Exceptions include Housing New Zealand's Welcome Home Loans, bridging loans (where you have brought a new house and you still haven't sold your existing property and require "bridging finance" to cover the gap), refinancing of an existing loan and existing home loans - apart from existing home owners deciding to 'top-up' their loan; then this will need to be included within the bank's LVR speed limit.
So why has this been brought in? The LVR speed limit is designed to help dampen house price inflation, which has been an area of strong debate for the Auckland and Christchurch regions.
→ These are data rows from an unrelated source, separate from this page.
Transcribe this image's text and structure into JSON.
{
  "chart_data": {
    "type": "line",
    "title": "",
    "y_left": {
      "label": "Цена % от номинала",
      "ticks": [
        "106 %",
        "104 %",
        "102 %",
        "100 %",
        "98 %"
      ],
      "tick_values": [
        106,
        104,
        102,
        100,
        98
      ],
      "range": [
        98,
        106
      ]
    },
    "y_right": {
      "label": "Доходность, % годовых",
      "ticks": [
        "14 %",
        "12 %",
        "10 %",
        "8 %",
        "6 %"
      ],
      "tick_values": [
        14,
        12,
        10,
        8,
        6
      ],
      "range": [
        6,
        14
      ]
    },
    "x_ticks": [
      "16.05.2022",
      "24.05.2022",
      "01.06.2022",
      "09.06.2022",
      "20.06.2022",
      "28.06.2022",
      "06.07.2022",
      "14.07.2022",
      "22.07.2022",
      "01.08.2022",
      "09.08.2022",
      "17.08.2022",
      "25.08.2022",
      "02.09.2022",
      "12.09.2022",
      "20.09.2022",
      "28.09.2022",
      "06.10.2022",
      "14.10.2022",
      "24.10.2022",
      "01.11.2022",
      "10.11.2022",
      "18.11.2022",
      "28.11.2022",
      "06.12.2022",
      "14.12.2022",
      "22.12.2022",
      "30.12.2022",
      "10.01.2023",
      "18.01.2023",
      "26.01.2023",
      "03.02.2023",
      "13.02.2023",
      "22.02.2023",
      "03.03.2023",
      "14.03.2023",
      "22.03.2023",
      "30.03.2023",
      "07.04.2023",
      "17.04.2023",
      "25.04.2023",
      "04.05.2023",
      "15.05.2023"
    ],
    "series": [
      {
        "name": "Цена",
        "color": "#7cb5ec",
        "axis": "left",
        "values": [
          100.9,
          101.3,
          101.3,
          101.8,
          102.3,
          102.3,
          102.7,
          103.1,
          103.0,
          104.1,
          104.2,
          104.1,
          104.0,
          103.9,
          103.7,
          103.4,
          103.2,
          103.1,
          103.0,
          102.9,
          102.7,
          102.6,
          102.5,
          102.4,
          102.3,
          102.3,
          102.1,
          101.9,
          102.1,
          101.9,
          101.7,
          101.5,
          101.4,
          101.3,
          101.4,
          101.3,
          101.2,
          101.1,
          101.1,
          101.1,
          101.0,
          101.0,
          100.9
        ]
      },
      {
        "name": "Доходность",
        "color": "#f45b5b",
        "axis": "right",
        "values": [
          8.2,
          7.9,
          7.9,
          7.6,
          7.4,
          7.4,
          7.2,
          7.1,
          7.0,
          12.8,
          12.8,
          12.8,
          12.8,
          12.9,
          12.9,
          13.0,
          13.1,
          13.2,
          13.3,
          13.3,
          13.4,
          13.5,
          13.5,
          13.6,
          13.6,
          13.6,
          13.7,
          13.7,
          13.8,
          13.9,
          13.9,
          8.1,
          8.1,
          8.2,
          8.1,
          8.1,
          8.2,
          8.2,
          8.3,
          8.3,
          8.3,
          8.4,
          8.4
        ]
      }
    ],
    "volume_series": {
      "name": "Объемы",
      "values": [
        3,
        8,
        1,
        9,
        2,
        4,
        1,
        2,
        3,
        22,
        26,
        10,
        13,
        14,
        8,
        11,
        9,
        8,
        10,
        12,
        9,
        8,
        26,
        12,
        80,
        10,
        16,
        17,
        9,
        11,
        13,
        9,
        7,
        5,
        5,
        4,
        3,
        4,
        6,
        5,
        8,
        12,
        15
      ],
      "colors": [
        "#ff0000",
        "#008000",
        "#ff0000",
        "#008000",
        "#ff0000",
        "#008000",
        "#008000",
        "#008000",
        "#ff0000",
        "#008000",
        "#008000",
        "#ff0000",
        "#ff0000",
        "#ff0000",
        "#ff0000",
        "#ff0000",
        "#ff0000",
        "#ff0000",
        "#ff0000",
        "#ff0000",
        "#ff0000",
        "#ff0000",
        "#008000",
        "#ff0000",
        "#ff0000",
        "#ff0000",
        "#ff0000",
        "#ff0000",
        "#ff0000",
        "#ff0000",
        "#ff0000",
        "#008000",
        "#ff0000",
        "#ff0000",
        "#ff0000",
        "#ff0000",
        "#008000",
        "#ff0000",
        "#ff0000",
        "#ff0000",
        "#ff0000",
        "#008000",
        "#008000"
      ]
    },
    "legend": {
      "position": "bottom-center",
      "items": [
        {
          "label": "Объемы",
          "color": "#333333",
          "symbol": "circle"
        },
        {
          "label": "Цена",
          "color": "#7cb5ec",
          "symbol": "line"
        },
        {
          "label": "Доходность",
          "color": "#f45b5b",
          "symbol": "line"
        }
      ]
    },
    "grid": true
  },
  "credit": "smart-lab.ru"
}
One of the Reserve Bank's roles is to promote a sound and efficient financial system and avoiding significant damage to the system that could result from the failure of a bank. As a result, the Reserve Bank is strongly focused on ensuring financial stability and the potential risks an overheated housing market could bring. Therefore, the Reserve Bank has kept a very close eye on what has been happening in the property market given the potential impact this could have on the wider New Zealand economy as a whole.
First time home buyers are naturally nervous, the market is tight and it seems hard to get on the property ladder. If you are in this camp, or if you are an existing home buyer looking to make the next step up, you should check with your bank to understand what this means for you.
Of course, no one can predict how the property market will go; there are additional factors than financial criteria to consider for Kiwis wanting to achieve their dream of a home with a white picket fence. House availability, buyer demand, and buyer expectations from location to number of rooms and bathrooms are others.
Sam Shuttleworth is a partner at PwC and a banking sector leader.